Classic Computer Magazine Archive A.N.A.L.O.G. ISSUE 66 / NOVEMBER 1988 / PAGE 3

Editorial

    This month's editorial comes to you from high up (about 37,000 feet) in the friendly skies, as I jot down some thoughts about what it's been like for the past few months, commuting from my home in Massachusetts to ANALOG's new offices in Los Angeles. Believe me, it hasn't been easy.
    No sooner have I set foot at Logan International Airport in Boston than it seems I have to turn around and make another beeline for the West Coast, banging out a story or an editorial on my laptop en route to meeting publishing deadlines in the City of Angels.
    The wear and tear of rushing from coast to coast is taking its toll: I've acquired a haggard, desperate look from not getting enough sleep; my body suffers from terminal jet lag; my fiancee barely recognizes me ("Lee who?") and a sense of cultural schizophrenia has taken root due to the extreme polarities of the laid-back Southern California lifestyle and the East Coast grind. I no longer know whether to order sushi or clam chowder!
    So I've made a decision. In order not to burn out before my time ("Publishing Tycoon Commits Hara-Kiri") and to be able to provide the kind of editorial guidance ANALOG needs to maintain the high standards we've worked so hard to reach, I'm heeding the words of Horace Greeley to "Go west." From now on, I'll make my home where the sun shines all year-round, where snow and subzero temperatures are only a memory. Instead of Boston Common, I'll roam Griffith Park. Instead of catching the Sox at Fenway, I'll down my foot-long hot dogs at Dodger Stadium (but still root for Wade Boggs and company). In place of the rocky Massachusetts coastline and chilly waters of the Atlantic, I'll sink my feet into Venice Beach's sandy shores and bodysurf in the moderate Pacific.

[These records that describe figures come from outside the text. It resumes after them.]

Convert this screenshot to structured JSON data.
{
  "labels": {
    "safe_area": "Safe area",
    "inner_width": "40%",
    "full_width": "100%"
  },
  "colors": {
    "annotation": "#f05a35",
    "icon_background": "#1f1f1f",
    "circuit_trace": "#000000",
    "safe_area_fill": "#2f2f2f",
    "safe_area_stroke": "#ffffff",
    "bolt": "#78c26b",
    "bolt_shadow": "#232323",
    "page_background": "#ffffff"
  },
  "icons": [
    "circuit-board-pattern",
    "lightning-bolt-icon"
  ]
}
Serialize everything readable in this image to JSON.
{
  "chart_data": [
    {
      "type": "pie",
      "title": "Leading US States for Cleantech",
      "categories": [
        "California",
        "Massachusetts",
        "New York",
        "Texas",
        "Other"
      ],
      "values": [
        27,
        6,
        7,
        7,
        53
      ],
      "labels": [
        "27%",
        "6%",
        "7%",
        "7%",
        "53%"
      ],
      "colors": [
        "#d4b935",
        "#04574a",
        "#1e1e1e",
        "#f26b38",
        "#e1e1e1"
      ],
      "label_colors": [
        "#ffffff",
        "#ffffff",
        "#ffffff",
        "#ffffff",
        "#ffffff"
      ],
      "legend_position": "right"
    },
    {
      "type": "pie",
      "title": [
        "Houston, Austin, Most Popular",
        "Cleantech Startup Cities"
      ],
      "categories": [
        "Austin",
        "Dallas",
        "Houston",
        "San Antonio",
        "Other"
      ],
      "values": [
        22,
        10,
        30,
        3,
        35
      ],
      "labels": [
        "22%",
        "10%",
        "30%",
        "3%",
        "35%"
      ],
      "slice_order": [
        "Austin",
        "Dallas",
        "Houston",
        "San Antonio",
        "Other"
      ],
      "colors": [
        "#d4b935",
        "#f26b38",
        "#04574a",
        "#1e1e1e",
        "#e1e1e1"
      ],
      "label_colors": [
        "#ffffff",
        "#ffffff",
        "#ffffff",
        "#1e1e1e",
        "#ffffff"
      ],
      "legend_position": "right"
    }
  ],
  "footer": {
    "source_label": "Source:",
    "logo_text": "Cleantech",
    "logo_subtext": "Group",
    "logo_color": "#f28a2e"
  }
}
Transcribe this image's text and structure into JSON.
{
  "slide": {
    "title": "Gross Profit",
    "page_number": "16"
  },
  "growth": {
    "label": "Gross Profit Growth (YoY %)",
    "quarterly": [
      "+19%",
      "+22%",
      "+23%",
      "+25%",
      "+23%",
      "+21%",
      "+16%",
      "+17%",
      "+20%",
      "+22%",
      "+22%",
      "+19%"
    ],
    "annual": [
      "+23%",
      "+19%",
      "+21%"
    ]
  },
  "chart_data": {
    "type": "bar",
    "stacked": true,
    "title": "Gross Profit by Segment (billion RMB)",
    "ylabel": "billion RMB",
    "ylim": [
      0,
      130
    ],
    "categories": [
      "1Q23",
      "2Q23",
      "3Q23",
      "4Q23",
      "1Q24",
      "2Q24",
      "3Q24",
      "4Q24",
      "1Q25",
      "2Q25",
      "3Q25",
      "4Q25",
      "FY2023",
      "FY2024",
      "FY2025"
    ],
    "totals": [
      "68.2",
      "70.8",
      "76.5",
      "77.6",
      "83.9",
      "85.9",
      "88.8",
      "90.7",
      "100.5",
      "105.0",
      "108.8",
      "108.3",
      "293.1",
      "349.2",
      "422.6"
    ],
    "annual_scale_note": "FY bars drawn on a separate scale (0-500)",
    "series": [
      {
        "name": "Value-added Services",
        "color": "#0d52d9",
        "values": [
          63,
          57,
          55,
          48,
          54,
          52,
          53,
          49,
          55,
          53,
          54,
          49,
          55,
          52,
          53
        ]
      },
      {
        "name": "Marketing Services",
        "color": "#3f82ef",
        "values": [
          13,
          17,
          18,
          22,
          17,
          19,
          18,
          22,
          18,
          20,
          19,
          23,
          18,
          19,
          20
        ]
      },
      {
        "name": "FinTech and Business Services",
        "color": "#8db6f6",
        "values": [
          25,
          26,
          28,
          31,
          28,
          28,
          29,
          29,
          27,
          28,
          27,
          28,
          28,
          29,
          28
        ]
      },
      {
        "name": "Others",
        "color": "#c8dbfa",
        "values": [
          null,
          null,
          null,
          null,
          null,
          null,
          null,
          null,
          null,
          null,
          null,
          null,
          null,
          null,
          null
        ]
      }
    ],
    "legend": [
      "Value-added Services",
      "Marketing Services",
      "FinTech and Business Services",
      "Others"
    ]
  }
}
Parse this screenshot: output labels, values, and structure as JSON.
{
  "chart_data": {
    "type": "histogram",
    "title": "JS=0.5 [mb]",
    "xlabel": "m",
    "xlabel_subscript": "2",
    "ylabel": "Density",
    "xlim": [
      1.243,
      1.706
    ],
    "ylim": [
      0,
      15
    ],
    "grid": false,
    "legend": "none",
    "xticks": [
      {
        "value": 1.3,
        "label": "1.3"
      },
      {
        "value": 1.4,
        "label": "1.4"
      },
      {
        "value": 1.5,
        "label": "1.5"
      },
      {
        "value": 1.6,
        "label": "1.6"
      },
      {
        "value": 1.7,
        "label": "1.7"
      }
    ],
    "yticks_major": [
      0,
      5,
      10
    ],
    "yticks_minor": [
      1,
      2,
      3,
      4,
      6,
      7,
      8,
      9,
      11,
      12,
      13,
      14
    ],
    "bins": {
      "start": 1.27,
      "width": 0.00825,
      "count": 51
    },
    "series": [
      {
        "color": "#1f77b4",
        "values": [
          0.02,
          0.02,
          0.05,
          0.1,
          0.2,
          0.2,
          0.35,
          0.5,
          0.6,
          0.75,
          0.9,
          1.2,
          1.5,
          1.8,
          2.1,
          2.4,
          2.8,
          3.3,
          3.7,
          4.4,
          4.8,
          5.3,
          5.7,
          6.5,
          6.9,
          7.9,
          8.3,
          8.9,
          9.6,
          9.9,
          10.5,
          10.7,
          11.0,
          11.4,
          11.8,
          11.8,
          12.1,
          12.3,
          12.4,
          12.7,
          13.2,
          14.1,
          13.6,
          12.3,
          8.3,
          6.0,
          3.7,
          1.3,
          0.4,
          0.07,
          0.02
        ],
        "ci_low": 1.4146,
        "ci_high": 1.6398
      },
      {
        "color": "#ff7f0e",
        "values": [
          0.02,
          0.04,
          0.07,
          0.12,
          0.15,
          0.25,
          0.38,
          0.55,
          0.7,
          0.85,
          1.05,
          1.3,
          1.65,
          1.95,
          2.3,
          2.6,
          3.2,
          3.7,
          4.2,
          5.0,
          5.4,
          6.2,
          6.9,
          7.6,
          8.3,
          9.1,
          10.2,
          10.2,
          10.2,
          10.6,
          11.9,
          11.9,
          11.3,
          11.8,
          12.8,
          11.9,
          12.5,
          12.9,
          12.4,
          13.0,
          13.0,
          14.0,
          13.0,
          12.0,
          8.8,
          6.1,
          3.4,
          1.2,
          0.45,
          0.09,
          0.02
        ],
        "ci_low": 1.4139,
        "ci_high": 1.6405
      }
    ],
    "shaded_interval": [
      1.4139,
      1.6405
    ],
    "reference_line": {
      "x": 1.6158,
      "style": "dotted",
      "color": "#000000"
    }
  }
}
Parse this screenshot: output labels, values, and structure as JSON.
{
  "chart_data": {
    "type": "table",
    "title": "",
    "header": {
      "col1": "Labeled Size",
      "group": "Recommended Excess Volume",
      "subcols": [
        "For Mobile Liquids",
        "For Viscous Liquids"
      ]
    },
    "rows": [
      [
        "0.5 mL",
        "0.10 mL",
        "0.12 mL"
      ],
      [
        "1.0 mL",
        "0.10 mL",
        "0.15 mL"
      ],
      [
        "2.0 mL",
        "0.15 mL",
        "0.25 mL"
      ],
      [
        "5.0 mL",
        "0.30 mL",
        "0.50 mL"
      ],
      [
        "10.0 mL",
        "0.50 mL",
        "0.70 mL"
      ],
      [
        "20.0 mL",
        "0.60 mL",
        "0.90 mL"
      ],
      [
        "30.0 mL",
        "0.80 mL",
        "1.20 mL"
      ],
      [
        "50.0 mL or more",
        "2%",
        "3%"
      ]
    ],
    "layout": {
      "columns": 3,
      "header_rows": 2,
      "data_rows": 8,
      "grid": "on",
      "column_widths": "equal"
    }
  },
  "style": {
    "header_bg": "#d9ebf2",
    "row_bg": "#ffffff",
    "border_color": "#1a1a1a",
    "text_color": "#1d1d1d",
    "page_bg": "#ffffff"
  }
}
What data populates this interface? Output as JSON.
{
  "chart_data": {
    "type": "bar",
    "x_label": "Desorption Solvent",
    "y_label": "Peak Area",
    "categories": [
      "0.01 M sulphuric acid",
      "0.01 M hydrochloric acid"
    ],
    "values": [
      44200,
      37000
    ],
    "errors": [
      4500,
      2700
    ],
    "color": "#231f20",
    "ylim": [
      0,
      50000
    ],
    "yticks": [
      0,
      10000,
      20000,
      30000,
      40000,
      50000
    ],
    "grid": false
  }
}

    And so, like the Clampetts, I'm loading up my truck and moving to Beverly. Hills, that is. Swimming pools. Movie stars.... Well, maybe it's not all it's cracked up to be. I'll have to battle gridlocked freeways, out-of-control smog and the occasional earthquake. But that's a small price to pay to liberate myself from the red-eye express, bad airline food and in-flight movies. Massachusetts, it's been great, but so long. California, here I come!